"I know," Suydam repeated. He was seated by her side on the sofa, and his arm was around her waist. He drew her closer to him and kissed her. "Now tell me about your case of distress," he said.
"Well," the girl began, "this house is too big for mother and me alone, so we let one room on the top floor to two old ladies. They have been here since before Thanksgiving. They are foreigners—Cubans, I think. The mother must be seventy, and I can see she has been very handsome. The daughter is nearly fifty, I'm sure; and a more devoted daughter you never saw. She waits on her mother hand and foot. They didn't bring any baggage to speak of—no trunk, only just a little bag—and we saw at once that they were very, very poor. They paid two weeks' rent in advance, and since then they've paid two weeks' more. A fortnight ago the daughter told mother that they would be obliged if she would let them defer paying the rent for a little while, as a letter they were expecting had not come. And I suppose that was so, for the postman never whistled but the daughter came running down stairs to see if there wasn't something for them. But it hasn't come yet, and I don't believe they've got enough money to get things to eat, hardly. The daughter used to go out every morning, and come back with a tiny little parcel. You see, there's a gas-stove in their room, and they do their own cooking. But she hasn't been out of the house for two days, and we haven't seen either of them since the day before yesterday, when the daughter came to the head of the stairs and asked if there was a letter for her mother. We can hear them moving about overhead gently, but we haven't seen them. And now we don't really know what to do. I'm so glad you've come, for I told mother I was going to ask you about them."
"Do you think they have no money?" Suydam asked.
"I'm afraid it's all gone," she answered. "And they have no friends at all so far as we know."
"You say they are Cubans?"
"I think they are. Their name is De los Rios—Señora de los Rios, I heard the daughter call her mother when she asked the postman about a letter."
"If it wasn't so late," said the young man, looking at his watch, "I would go to the Spanish Consulate. But it's nearly six now, and the consulate is certain to be closed. If there is any reason to think that they are actually suffering for want of food, can't you find some feminine reason for intruding on them."
"I'm afraid we can't," she answered. "We did try yesterday morning. When we found that the daughter didn't go out for something to cook, we misdoubted they might be hungry, and so we talked it over and over, and did our best to hit on some way of helping them. At last mother had an idea, and she made a sort of Spanish stew—what they call an olla podrida, you know. She got the receipt out of the cook-book, and she took it up and knocked at the door. They asked who it was, and they didn't open the door but a little. Mother told the daughter that she had been trying to make a Spanish dish, and she didn't know as she'd got it right, and so she'd come up to ask them as a favor if they wouldn't taste it, and tell her if it was all right. You see that was mother's idea. She thought she might get them to eat it that way, and save their pride. But it wouldn't do. The daughter said that she was sorry, but she couldn't taste it then, she couldn't, nor her mother either. They had no appetite then, and so they couldn't judge of the olla podrida. She said they had just been cooking some chops and steaks."
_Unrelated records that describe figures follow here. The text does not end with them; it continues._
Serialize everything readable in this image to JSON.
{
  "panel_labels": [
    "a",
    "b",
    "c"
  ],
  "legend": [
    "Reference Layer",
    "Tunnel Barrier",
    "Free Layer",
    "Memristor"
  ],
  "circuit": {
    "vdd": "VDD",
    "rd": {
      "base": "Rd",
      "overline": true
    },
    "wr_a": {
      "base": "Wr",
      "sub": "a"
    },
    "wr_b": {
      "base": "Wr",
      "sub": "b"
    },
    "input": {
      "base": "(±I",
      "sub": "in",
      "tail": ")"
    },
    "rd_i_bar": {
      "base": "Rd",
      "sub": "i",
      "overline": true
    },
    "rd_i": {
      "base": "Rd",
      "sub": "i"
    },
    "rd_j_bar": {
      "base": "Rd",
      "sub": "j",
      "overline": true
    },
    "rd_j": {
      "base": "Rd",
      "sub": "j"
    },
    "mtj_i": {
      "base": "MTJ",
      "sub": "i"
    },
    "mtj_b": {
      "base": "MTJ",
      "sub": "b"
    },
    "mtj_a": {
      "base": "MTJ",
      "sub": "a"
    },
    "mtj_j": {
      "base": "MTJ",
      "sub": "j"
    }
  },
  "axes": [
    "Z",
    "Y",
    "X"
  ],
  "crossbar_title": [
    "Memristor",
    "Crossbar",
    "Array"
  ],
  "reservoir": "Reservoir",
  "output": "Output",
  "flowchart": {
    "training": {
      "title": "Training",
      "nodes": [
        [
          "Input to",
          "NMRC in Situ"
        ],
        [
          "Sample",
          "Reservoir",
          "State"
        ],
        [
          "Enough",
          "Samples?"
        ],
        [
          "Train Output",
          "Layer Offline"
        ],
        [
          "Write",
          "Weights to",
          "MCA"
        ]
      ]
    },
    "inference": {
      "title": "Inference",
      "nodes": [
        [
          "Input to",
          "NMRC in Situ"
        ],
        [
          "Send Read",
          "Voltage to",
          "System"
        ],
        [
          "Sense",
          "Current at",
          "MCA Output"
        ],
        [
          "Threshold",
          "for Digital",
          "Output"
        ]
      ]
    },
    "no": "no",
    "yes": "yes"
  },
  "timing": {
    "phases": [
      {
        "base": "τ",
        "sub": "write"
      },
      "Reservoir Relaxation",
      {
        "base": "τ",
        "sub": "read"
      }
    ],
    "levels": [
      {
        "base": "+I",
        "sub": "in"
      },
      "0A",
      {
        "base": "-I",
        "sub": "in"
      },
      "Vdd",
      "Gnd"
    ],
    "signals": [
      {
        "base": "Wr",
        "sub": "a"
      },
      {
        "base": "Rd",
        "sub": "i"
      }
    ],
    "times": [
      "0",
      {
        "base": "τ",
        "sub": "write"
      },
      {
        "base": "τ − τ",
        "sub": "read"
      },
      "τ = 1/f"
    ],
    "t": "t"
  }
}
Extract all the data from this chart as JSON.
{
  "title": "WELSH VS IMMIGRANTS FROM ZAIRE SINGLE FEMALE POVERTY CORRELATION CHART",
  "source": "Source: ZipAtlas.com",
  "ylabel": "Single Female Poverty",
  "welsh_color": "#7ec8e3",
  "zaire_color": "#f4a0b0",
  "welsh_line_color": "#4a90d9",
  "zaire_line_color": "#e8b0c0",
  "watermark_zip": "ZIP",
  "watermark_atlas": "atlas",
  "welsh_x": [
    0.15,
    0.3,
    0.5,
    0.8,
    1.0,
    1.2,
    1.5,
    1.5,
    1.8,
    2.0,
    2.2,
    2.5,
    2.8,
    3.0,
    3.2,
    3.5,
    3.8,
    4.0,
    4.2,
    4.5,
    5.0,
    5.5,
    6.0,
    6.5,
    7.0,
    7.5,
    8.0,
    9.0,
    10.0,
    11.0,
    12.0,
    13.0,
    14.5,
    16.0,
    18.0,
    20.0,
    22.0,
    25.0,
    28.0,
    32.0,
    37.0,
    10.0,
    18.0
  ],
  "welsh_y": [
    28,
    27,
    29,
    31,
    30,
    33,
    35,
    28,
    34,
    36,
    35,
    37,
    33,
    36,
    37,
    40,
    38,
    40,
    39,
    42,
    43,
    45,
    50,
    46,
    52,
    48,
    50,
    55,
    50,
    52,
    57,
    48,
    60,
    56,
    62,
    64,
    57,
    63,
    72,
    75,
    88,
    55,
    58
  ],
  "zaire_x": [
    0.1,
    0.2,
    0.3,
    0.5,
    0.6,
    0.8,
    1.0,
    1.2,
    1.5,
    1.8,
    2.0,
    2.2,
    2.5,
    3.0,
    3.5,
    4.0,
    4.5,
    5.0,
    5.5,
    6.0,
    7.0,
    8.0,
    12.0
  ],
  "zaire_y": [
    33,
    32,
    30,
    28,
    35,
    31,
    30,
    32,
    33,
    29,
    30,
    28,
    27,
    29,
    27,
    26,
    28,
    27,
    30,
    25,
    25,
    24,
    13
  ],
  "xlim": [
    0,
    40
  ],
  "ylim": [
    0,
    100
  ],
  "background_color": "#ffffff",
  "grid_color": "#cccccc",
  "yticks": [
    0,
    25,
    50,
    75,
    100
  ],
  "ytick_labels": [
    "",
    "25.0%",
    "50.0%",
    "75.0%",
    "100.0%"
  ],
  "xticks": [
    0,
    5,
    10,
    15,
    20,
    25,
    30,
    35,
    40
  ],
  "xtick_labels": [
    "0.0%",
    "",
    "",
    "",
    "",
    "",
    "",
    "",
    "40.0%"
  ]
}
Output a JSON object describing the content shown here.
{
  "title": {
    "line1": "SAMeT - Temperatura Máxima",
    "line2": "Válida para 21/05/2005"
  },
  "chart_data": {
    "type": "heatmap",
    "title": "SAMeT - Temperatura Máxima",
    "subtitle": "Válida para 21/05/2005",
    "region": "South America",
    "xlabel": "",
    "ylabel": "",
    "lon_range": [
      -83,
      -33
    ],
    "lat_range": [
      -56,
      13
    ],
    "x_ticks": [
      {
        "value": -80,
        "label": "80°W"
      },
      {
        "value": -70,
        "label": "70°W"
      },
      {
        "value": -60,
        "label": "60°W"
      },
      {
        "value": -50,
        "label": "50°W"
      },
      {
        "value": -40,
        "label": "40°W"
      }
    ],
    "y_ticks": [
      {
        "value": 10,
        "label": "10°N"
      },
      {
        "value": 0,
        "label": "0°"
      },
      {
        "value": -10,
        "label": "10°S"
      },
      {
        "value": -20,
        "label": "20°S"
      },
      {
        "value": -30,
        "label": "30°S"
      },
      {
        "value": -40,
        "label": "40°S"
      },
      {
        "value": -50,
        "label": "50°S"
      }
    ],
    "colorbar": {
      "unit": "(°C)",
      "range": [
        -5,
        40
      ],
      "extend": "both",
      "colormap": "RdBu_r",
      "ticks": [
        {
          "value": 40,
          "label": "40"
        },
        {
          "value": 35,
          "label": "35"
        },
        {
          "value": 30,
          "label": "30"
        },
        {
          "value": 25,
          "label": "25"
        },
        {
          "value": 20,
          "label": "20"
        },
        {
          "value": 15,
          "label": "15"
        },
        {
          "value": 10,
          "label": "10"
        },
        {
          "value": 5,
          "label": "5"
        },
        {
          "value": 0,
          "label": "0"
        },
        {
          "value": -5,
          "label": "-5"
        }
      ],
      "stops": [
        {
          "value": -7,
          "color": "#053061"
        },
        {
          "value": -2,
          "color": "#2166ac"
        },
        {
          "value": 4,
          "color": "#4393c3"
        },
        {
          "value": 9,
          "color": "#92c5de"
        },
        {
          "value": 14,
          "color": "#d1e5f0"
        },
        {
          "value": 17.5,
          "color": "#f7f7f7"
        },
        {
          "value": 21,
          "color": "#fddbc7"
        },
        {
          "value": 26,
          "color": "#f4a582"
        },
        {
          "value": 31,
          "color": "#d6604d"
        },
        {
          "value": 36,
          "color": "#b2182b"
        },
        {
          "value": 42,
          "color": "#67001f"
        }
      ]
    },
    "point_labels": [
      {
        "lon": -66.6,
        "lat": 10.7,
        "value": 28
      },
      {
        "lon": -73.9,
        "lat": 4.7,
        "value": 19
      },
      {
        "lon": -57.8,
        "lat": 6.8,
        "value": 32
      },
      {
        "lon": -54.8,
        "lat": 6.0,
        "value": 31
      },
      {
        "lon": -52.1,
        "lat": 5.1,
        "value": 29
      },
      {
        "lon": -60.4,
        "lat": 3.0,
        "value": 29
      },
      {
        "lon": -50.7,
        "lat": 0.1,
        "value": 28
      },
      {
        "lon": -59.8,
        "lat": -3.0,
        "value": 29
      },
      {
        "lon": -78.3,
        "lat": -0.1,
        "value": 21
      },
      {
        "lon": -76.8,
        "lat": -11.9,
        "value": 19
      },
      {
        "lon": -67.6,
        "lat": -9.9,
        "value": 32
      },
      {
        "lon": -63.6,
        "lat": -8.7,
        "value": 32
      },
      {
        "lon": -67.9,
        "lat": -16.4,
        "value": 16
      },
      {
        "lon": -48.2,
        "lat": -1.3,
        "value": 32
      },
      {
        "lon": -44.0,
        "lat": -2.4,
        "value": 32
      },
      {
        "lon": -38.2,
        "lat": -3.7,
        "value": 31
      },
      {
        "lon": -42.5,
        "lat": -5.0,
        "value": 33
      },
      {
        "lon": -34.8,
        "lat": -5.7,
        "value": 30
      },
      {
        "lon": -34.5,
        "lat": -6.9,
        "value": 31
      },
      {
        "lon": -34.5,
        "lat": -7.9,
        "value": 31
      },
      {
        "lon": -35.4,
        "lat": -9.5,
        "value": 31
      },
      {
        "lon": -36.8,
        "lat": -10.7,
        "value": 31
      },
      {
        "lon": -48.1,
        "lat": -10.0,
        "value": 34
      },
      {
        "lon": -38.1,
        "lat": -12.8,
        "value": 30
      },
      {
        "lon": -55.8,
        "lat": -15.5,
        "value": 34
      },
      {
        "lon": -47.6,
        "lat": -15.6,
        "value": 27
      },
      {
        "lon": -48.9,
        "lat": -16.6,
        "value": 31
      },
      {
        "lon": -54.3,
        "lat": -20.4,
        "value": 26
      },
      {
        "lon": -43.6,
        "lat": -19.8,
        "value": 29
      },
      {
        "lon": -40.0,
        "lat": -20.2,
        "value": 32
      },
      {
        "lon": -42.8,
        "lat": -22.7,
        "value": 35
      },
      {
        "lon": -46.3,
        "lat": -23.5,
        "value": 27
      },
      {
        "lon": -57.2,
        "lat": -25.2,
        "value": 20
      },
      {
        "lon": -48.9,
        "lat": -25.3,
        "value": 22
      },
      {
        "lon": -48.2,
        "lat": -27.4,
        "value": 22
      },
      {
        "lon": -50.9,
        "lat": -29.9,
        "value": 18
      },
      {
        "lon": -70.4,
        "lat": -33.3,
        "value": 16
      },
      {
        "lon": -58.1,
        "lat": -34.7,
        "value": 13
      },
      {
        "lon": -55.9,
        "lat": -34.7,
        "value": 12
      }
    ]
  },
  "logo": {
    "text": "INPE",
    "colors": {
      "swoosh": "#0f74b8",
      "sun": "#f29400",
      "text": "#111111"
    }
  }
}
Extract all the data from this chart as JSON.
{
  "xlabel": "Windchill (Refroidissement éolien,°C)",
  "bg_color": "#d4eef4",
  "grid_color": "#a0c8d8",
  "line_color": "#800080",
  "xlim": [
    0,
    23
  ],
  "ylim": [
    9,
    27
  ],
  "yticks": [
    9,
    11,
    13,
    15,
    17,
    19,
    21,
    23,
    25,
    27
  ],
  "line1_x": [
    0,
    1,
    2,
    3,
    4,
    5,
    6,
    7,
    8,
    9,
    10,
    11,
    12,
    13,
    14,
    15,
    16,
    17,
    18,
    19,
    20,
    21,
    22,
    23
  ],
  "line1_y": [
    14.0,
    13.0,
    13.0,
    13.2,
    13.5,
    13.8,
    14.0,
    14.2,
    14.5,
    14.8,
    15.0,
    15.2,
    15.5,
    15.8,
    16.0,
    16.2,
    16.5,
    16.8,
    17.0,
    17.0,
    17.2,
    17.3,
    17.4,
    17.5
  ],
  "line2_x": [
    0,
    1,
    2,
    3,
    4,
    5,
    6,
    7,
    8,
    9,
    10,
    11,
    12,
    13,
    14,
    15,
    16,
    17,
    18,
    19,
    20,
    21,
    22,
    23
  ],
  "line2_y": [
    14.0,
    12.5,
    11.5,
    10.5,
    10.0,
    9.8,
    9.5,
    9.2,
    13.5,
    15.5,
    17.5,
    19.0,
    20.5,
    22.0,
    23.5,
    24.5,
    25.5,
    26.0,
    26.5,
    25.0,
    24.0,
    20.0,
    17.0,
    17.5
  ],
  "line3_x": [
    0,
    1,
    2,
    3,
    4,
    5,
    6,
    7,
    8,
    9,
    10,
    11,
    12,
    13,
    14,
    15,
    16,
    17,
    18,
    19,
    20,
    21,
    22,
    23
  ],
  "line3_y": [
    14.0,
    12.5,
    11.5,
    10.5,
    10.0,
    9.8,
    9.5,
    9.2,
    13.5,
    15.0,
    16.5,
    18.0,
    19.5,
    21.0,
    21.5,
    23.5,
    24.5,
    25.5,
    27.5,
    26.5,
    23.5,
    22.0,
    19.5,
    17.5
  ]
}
"Chops and steaks?" echoed Suydam.
"That's what she said," the girl continued. "But of course that was only her excuse for refusing. That was her way of impressing on mother that they didn't need anything. So mother had to give it up, and bring the stew down-stairs again. Mother doesn't feel so badly about them, however, because they had been cooking something yesterday. She smelt fish—yesterday was Friday, you know."